Congress on Thursday officially began sending a massive Covid-19 relief deal and government funding package to President Donald Trump, who has not yet said whether he will sign it.

The Covid relief provisions about $900 billion in spending on programs to support businesses and individuals who are suffering as a result of the recession inflicted by the public health crisis in addition to spending on measures to help contain the virus.

The government funding aspects of the bill account for about $1.4 trillion and are necessary to keep the government from shutting down starting Monday.

"The bipartisan COVID relief & omnibus bill has been enrolled," House Speaker Nancy Pelosi, D-Calif., wrote in a post on Twitter. "The House & Senate are now sending this important legislation #ForThePeople to the White House for the President's signature. We urge him to sign this bill into law to give immediate relief to hard-working families!"

The bill is being flown to Palm Beach, Florida, and was expected to depart at about 4 p.m. ET, a senior Senate Republican aide told NBC News.

The president, who is at his Florida resort Mar-a-Lago, threw a wrench into lawmakers' monthslong efforts to reach a deal on Covid-19 relief on Tuesday, a day after the legislation passed both chambers of Congress.

Trump said that the $600 direct payments authorized by the bill were too small and demanded the size of the checks be increased to $2,000. The president also took issue with parts of the government funding bill related to foreign aid. He did not specifically threaten a veto.

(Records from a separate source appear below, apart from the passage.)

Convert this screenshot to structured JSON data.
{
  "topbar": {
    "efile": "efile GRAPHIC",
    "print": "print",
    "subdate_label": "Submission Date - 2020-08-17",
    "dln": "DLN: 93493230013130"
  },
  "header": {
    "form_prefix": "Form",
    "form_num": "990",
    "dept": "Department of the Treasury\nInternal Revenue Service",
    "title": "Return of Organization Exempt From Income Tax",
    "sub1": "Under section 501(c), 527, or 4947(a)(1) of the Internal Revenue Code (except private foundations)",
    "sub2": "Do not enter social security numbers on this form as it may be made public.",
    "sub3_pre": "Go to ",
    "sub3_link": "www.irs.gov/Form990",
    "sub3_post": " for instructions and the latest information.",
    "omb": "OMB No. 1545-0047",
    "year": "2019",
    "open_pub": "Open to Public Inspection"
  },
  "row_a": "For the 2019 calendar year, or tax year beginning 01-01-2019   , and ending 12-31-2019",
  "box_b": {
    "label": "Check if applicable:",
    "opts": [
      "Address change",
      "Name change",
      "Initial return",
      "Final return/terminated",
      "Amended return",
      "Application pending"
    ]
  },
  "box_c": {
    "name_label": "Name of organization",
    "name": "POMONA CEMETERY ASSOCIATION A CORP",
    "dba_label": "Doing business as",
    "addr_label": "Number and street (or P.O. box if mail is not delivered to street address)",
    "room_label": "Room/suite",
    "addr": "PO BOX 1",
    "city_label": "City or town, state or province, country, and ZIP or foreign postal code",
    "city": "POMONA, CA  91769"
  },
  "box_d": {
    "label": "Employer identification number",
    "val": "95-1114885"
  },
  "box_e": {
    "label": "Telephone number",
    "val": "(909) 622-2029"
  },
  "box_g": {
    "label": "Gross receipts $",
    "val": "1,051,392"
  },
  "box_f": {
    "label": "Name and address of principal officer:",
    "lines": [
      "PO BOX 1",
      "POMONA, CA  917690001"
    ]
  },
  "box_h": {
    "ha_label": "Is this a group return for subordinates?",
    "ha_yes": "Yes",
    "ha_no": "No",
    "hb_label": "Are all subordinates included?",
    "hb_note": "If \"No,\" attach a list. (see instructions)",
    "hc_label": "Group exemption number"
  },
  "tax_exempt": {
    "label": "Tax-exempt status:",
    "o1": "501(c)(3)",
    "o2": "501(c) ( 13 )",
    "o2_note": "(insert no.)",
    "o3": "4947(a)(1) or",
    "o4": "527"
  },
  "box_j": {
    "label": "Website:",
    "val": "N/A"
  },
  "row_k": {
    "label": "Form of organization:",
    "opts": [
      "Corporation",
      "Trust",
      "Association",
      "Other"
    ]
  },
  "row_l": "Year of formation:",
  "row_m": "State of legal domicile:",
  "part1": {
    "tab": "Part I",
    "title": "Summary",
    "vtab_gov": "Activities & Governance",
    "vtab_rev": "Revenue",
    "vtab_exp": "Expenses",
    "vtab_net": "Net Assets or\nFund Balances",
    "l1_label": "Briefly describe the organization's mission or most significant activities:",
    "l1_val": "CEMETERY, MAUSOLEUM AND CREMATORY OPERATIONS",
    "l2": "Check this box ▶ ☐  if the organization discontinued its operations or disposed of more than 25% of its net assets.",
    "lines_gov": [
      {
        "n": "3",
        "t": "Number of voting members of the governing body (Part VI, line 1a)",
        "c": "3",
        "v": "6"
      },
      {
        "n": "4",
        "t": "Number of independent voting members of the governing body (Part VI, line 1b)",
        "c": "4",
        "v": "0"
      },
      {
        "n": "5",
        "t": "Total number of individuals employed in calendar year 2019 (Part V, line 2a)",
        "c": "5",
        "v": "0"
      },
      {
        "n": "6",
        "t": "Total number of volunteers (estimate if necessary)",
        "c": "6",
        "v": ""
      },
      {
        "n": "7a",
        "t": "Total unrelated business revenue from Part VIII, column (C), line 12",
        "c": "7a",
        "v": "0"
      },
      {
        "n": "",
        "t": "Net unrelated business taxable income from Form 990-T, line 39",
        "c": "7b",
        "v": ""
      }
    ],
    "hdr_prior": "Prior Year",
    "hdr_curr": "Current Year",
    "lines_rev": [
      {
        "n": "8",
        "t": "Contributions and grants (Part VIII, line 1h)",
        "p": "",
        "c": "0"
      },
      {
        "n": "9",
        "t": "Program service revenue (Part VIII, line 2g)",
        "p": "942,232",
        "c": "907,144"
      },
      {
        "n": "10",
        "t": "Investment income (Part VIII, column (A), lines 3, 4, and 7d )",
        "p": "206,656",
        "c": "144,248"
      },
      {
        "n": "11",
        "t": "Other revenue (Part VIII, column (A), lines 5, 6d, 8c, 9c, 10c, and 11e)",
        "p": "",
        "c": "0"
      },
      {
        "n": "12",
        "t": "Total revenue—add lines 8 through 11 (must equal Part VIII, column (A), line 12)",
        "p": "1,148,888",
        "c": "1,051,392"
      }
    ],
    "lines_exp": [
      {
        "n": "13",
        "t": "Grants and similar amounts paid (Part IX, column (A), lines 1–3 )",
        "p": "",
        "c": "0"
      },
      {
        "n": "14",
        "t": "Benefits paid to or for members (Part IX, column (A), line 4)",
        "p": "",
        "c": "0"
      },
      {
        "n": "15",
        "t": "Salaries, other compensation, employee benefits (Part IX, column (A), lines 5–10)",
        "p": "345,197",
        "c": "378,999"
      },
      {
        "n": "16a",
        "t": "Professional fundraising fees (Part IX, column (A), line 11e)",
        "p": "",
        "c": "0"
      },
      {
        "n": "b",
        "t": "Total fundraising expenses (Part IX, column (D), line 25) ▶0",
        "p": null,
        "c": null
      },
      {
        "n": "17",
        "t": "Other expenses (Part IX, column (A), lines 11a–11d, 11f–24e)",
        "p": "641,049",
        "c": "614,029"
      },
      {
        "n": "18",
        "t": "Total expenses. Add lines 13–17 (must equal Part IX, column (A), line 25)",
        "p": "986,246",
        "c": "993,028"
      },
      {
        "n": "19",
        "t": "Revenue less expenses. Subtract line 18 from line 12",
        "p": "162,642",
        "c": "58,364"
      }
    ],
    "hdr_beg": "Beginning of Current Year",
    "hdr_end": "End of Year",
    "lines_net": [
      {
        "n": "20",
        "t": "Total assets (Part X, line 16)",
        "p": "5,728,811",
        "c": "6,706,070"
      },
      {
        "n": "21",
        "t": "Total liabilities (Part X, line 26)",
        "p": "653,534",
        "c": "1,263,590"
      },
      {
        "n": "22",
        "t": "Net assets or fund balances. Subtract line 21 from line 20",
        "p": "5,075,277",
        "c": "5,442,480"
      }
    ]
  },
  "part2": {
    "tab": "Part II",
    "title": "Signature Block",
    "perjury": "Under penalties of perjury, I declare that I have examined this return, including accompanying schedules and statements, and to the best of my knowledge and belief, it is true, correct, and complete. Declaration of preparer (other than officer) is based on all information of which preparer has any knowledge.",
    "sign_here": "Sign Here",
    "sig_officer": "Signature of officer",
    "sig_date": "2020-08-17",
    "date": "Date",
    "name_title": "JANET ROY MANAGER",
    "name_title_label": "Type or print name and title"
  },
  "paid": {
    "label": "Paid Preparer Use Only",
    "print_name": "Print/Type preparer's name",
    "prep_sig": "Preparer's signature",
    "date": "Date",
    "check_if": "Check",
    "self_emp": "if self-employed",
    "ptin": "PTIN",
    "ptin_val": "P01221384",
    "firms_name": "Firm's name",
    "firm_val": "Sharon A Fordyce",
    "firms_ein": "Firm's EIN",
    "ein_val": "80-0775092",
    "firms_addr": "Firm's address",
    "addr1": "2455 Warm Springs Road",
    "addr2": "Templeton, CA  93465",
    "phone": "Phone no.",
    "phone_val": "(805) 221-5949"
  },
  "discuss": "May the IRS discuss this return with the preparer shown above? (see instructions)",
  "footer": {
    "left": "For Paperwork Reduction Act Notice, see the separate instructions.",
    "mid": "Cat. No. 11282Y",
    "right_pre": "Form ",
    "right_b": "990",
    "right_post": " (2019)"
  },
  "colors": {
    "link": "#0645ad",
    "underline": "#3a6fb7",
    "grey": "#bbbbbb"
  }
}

Those comments took lawmakers of both parties by surprise. Trump, who took no part in the recent talks that led to the bipartisan agreement, was widely expected to sign the bill. Treasury Secretary Steven Mnuchin led negotiations for the White House on Covid relief.

In a last-minute effort to save the deal, Democrats in the House on Thursday attempted to increase the size of the direct payments to $2,000, in line with Trump's demands. Republicans in the chamber tried to get Congress to revisit the foreign aid aspects of the spending package. Both moves, which took place in a brief pro forma session, failed.

The coronavirus legislation would be the second major effort from Congress to provide a lifeline to those affected economically by the downturn, following the legislation passed in March.

In addition to the $600 payments to most Americans, the bill would provide a $300 per week federal unemployment boost, extend the federal eviction moratorium and provide nearly $9 billion to ongoing vaccine distribution efforts.

While Congress could potentially override a presidential veto, it is not clear that it would do so. And some provisions are designed to maintain programs that could end in the coming days while Trump decides whether he will approve the legislation. For instance, as many as 12 million people are currently set to lose unemployment benefits on Saturday, the day after Christmas.

Democrats have said they intend to push for a third relief bill and President-elect Joe Biden has said he will present his plan early next year. He will be inaugurated on Jan. 20.

The White House did not immediately respond to a request for comment.